Speaking in a cautionary advisory to investors on Friday, the company said its South African business, excluding exports, delivered a solid performance despite the challenging economic backdrop and intensified competition by delivering volume growth of 4.7%.
South African revenue declined by 5.2% largely due to sales price deflation in soft commodities.
In addition, revenue from the Group’s International business, including South African exports, grew by 19.5%.
“The increase in sales volumes resulted in Pioneer Foods gaining market share, confirmed by the growth in our composite corporate market share in top end South African grocers on a three- month basis ending December 2017,” said the company in an announcement.
It added that the improved sales volume performance and normalisation of raw material cost positions should support higher first half margin and profit compared to the corresponding period.

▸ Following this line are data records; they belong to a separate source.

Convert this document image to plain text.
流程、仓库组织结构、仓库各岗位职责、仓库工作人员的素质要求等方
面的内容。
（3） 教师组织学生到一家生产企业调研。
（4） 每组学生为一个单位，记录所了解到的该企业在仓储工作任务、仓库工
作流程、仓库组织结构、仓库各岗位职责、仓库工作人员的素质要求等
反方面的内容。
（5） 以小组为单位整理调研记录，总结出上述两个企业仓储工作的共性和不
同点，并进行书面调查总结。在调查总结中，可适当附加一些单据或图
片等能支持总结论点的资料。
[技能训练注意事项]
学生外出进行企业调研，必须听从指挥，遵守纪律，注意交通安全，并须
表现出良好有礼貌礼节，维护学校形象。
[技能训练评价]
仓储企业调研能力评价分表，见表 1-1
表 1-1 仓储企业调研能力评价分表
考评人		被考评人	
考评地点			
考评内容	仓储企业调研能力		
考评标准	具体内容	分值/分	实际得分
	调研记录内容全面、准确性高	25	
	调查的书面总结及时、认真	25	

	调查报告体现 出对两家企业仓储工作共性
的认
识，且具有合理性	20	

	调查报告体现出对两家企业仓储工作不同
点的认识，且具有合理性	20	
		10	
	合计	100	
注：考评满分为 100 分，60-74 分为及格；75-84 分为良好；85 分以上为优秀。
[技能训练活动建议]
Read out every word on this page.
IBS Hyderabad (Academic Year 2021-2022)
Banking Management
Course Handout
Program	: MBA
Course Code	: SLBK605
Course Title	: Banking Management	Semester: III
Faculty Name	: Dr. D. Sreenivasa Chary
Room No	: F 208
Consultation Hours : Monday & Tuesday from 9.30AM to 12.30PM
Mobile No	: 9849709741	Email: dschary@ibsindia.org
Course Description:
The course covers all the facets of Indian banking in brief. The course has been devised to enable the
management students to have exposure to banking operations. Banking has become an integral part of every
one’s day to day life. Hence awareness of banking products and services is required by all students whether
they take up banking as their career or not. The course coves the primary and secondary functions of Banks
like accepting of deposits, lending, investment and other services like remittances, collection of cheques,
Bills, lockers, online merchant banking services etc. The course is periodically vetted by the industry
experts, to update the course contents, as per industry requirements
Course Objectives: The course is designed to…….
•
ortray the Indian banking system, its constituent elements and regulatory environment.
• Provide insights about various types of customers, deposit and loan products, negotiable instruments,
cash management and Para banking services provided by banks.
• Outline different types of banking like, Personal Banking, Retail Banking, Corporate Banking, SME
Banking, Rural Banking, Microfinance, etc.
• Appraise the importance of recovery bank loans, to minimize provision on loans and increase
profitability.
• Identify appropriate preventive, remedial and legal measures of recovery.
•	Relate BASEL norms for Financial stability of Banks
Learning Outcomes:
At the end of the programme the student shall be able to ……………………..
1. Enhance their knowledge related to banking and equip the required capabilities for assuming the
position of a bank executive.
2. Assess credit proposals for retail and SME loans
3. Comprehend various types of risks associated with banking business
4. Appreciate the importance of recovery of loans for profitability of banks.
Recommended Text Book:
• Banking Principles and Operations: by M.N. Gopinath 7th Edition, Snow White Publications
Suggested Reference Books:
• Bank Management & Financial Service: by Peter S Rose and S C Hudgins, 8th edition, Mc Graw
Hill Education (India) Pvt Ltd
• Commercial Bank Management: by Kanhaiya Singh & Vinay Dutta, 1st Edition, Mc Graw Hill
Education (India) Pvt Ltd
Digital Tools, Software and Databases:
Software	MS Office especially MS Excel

“The improvements will be partially offset by the underperformance in the wheaten value chain as well as price promotional related margin pressure,” company said.
The company also suggested that the maize business delivered a strong performance with White Star regaining market share within a category that has seen high single-digit volume growth for the three-month period under review.
On the other side via its wheaten value chain, including bakeries, the company faced a challenging trading environment which was partly as a result of consumers switching from bread to more affordable maize meal, as well as intensified price promotional activity.
“The additional bread capacity in Kwazulu-Natal which was successfully commissioned in December 2017, will enable more effective participation in the coastal region.”
“The Weet-Bix, Liqui-Fruit and Ceres brands posted excellent performances during the reporting period with double-digit revenue growth. This was mainly as a result of participation in major retailer promotions as well as solid growth in the independent wholesale market,” the company said.
“Beverage exports performed better than expected, but volume growth remains challenging due to currency volatility and the prudent credit management policies in place. Fruit export volumes improved given the higher levels of stock available for sale compared to the prior comparative period.”
The company further explained that the Group’s short-term strategy remains focused on restoring the health of the core portfolio and delivering a substantial recovery on the weak 2017 performance.
“We, however, remain mindful of the major detractors in the wheat and baking value chain, as well as concerns around the performance of the Heinz SA business which is currently being repositioned. The international business will also stand to be impacted by the stronger Rand. It is expected that the overall trading environment will remain competitive.”
“The Group has considerable operations in the Western Cape and in light of the widely-reported water crisis in the region, contingency plans have been developed to ensure sustained supply of products. In addition to a continued containment in overall water consumption, a number of contingencies, have been put in place to limit the impact of the water crisis as far as possible,” explained the company.